Trevecca students wishing to spread their research wings now have an outlet. University officials initiated a new program this year: undergraduate research ambassadors.
Comprised of students who have already been involved in undergraduate research projects, the group is tasked with working with Dr. Sam Green, Trevecca’s director of undergraduate research. They will help develop messaging and marketing campaigns to better inform students about the benefits of undergraduate research.
According to Green, the new group flows out of the University’s desire to give students various types of opportunities to grow academically. Students were chosen to be a part of the group through a careful selection process spearheaded by Green.
“The research ambassadors were chosen from among the top student researchers at Trevecca,” he said.
Green asked five professors heavily involved in research to recommend two students to become ambassadors. Students had to have participated in a FLARE (Faculty-Led Academic Research Experience) project alongside a professor or faculty member. Students were considered regardless of their year in school, and invitations were then extended to prospective research ambassadors.
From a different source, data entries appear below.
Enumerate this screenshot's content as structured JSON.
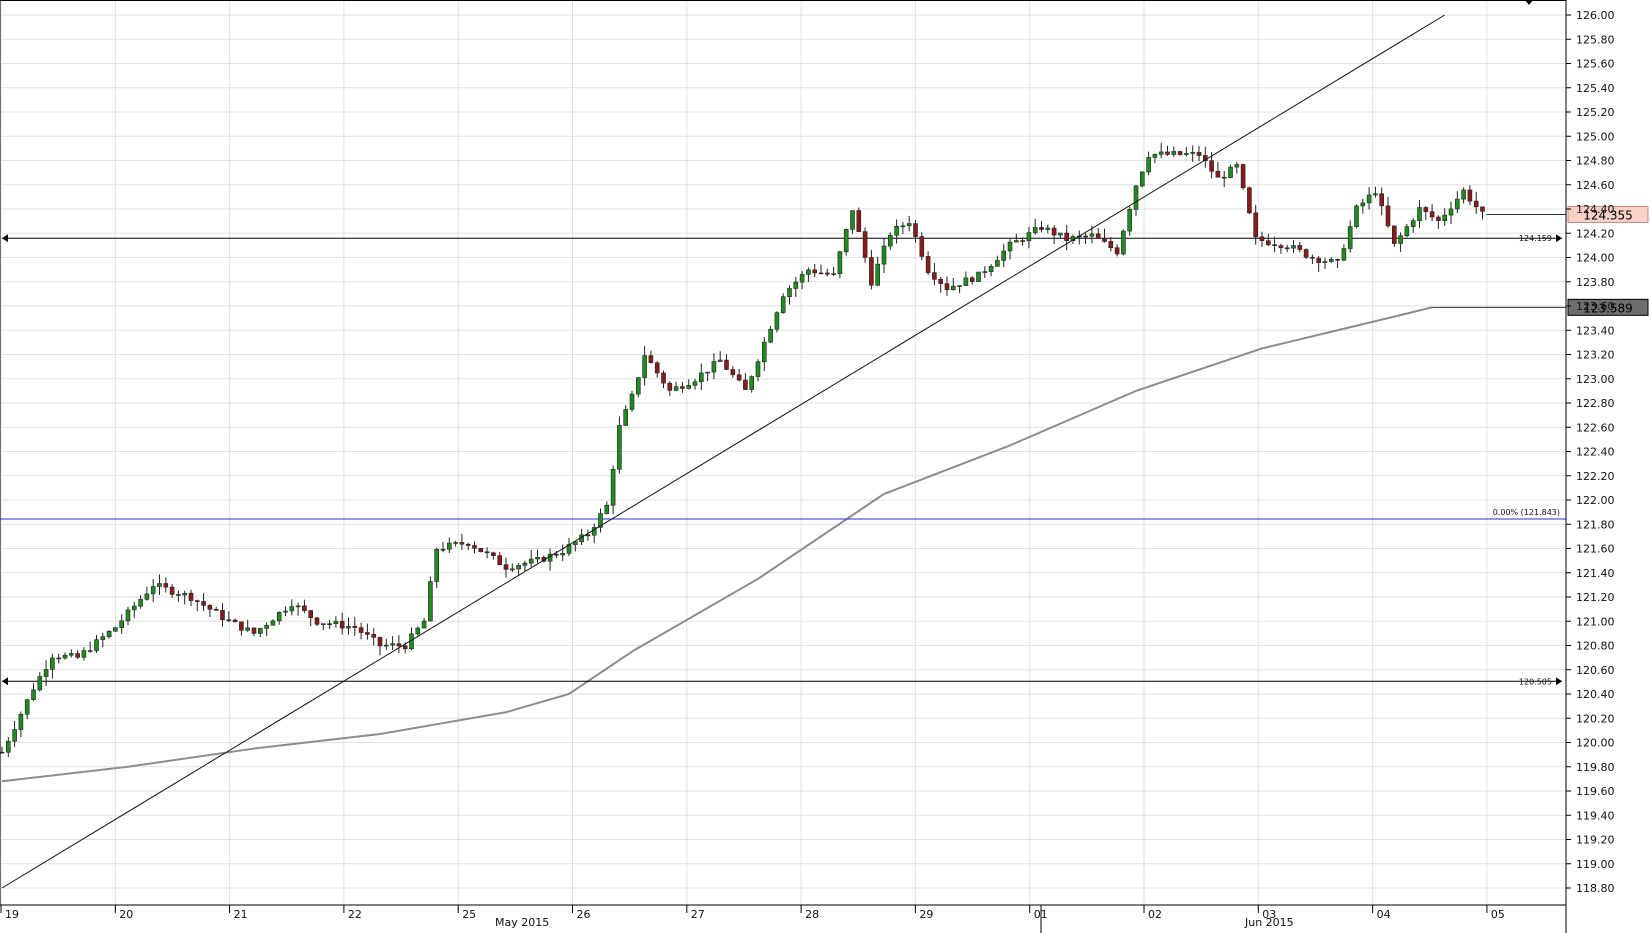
{
  "chart_data": {
    "type": "candlestick",
    "instrument_title": "",
    "x_day_labels": [
      "19",
      "20",
      "21",
      "22",
      "25",
      "26",
      "27",
      "28",
      "29",
      "01",
      "02",
      "03",
      "04",
      "05"
    ],
    "x_month_labels": [
      "May 2015",
      "Jun 2015"
    ],
    "ylim": [
      118.8,
      126.0
    ],
    "y_ticks": [
      "126.00",
      "125.80",
      "125.60",
      "125.40",
      "125.20",
      "125.00",
      "124.80",
      "124.60",
      "124.40",
      "124.20",
      "124.00",
      "123.80",
      "123.60",
      "123.40",
      "123.20",
      "123.00",
      "122.80",
      "122.60",
      "122.40",
      "122.20",
      "122.00",
      "121.80",
      "121.60",
      "121.40",
      "121.20",
      "121.00",
      "120.80",
      "120.60",
      "120.40",
      "120.20",
      "120.00",
      "119.80",
      "119.60",
      "119.40",
      "119.20",
      "119.00",
      "118.80"
    ],
    "grid": true,
    "bars_per_day": 10,
    "close_path": [
      [
        0,
        119.92
      ],
      [
        5,
        120.45
      ],
      [
        8,
        120.72
      ],
      [
        12,
        120.7
      ],
      [
        18,
        120.95
      ],
      [
        24,
        121.3
      ],
      [
        30,
        121.2
      ],
      [
        36,
        121.0
      ],
      [
        40,
        120.9
      ],
      [
        46,
        121.15
      ],
      [
        50,
        121.0
      ],
      [
        56,
        120.95
      ],
      [
        60,
        120.8
      ],
      [
        64,
        120.8
      ],
      [
        67,
        121.0
      ],
      [
        69,
        121.6
      ],
      [
        74,
        121.65
      ],
      [
        80,
        121.45
      ],
      [
        85,
        121.5
      ],
      [
        89,
        121.58
      ],
      [
        93,
        121.72
      ],
      [
        96,
        121.95
      ],
      [
        98,
        122.6
      ],
      [
        100,
        122.85
      ],
      [
        102,
        123.2
      ],
      [
        106,
        122.9
      ],
      [
        110,
        123.0
      ],
      [
        114,
        123.15
      ],
      [
        118,
        122.9
      ],
      [
        121,
        123.3
      ],
      [
        124,
        123.7
      ],
      [
        128,
        123.9
      ],
      [
        132,
        123.85
      ],
      [
        135,
        124.4
      ],
      [
        138,
        123.8
      ],
      [
        141,
        124.2
      ],
      [
        144,
        124.3
      ],
      [
        147,
        123.9
      ],
      [
        150,
        123.75
      ],
      [
        155,
        123.85
      ],
      [
        160,
        124.1
      ],
      [
        165,
        124.25
      ],
      [
        169,
        124.15
      ],
      [
        173,
        124.18
      ],
      [
        177,
        124.05
      ],
      [
        180,
        124.6
      ],
      [
        182,
        124.85
      ],
      [
        186,
        124.85
      ],
      [
        190,
        124.85
      ],
      [
        193,
        124.65
      ],
      [
        196,
        124.75
      ],
      [
        199,
        124.15
      ],
      [
        204,
        124.1
      ],
      [
        208,
        124.0
      ],
      [
        212,
        123.95
      ],
      [
        215,
        124.4
      ],
      [
        218,
        124.55
      ],
      [
        221,
        124.1
      ],
      [
        225,
        124.4
      ],
      [
        228,
        124.3
      ],
      [
        232,
        124.55
      ],
      [
        235,
        124.355
      ]
    ],
    "current_price": "124.355",
    "sma_value": "123.589",
    "sma_path": [
      [
        0,
        119.68
      ],
      [
        20,
        119.8
      ],
      [
        40,
        119.95
      ],
      [
        60,
        120.07
      ],
      [
        80,
        120.25
      ],
      [
        90,
        120.4
      ],
      [
        100,
        120.75
      ],
      [
        120,
        121.35
      ],
      [
        140,
        122.05
      ],
      [
        160,
        122.45
      ],
      [
        180,
        122.9
      ],
      [
        200,
        123.25
      ],
      [
        220,
        123.5
      ],
      [
        227,
        123.589
      ]
    ],
    "trendline": {
      "from": [
        0,
        118.8
      ],
      "to": [
        229,
        126.0
      ]
    },
    "hlines": [
      {
        "label": "124.159",
        "value": 124.159,
        "color": "#000000"
      },
      {
        "label": "120.505",
        "value": 120.505,
        "color": "#000000"
      }
    ],
    "fib_line": {
      "label": "0.00% (121.843)",
      "value": 121.843,
      "color": "#2b2bd6"
    },
    "colors": {
      "up": "#1e8c1e",
      "down": "#8b1a1a",
      "sma": "#8c8c8c",
      "price_box": "#f6d2c6",
      "sma_box": "#6e6e6e",
      "grid": "#e2e2e2"
    }
  }
}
Nearly every single student accepted.
Six active members make up the undergraduate research ambassadors: Jacob Kanupp, Brady Smith, Evan Burcham, Taylor Wise, Kelsey Raymond and Jordan Van Nest.
The group had the opportunity to serve recently. They acted as room moderators during the Faculty Research Symposium that took place this past November.
Senior Evan Burcham, a biology major, acted as one of these moderators. He attests to the work the group has been doing and the work that is still to be done.
“It has been very reassuring that Trevecca still cares about research,” Burcham said. “Sam Green has done a lot to keep the progress going and the vision going. Everyone is very happy about it. Of course, it will take time to become a big thing on campus. We need to find more researchers, but that will come once we get more of a foothold on campus.”
Green and the group are looking to grow while still maintaining their high standards.
“Our goal is to have students speak in a research role at this university, we want them to have a voice,” Green said. “The desire is to have representation from all departments or at least all the schools in the coming years,” he said.
Jordan Van Nest, a senior physics major, sees changes happening even now.
“Obviously the program is still pretty new, but it is kick-starting a lot of awareness within the student population,” he said. “The program is making undergraduate research more accessible,” he said.
The student research ambassadors can be seen in action next semester as all will likely participate in the student research symposium taking place during the spring.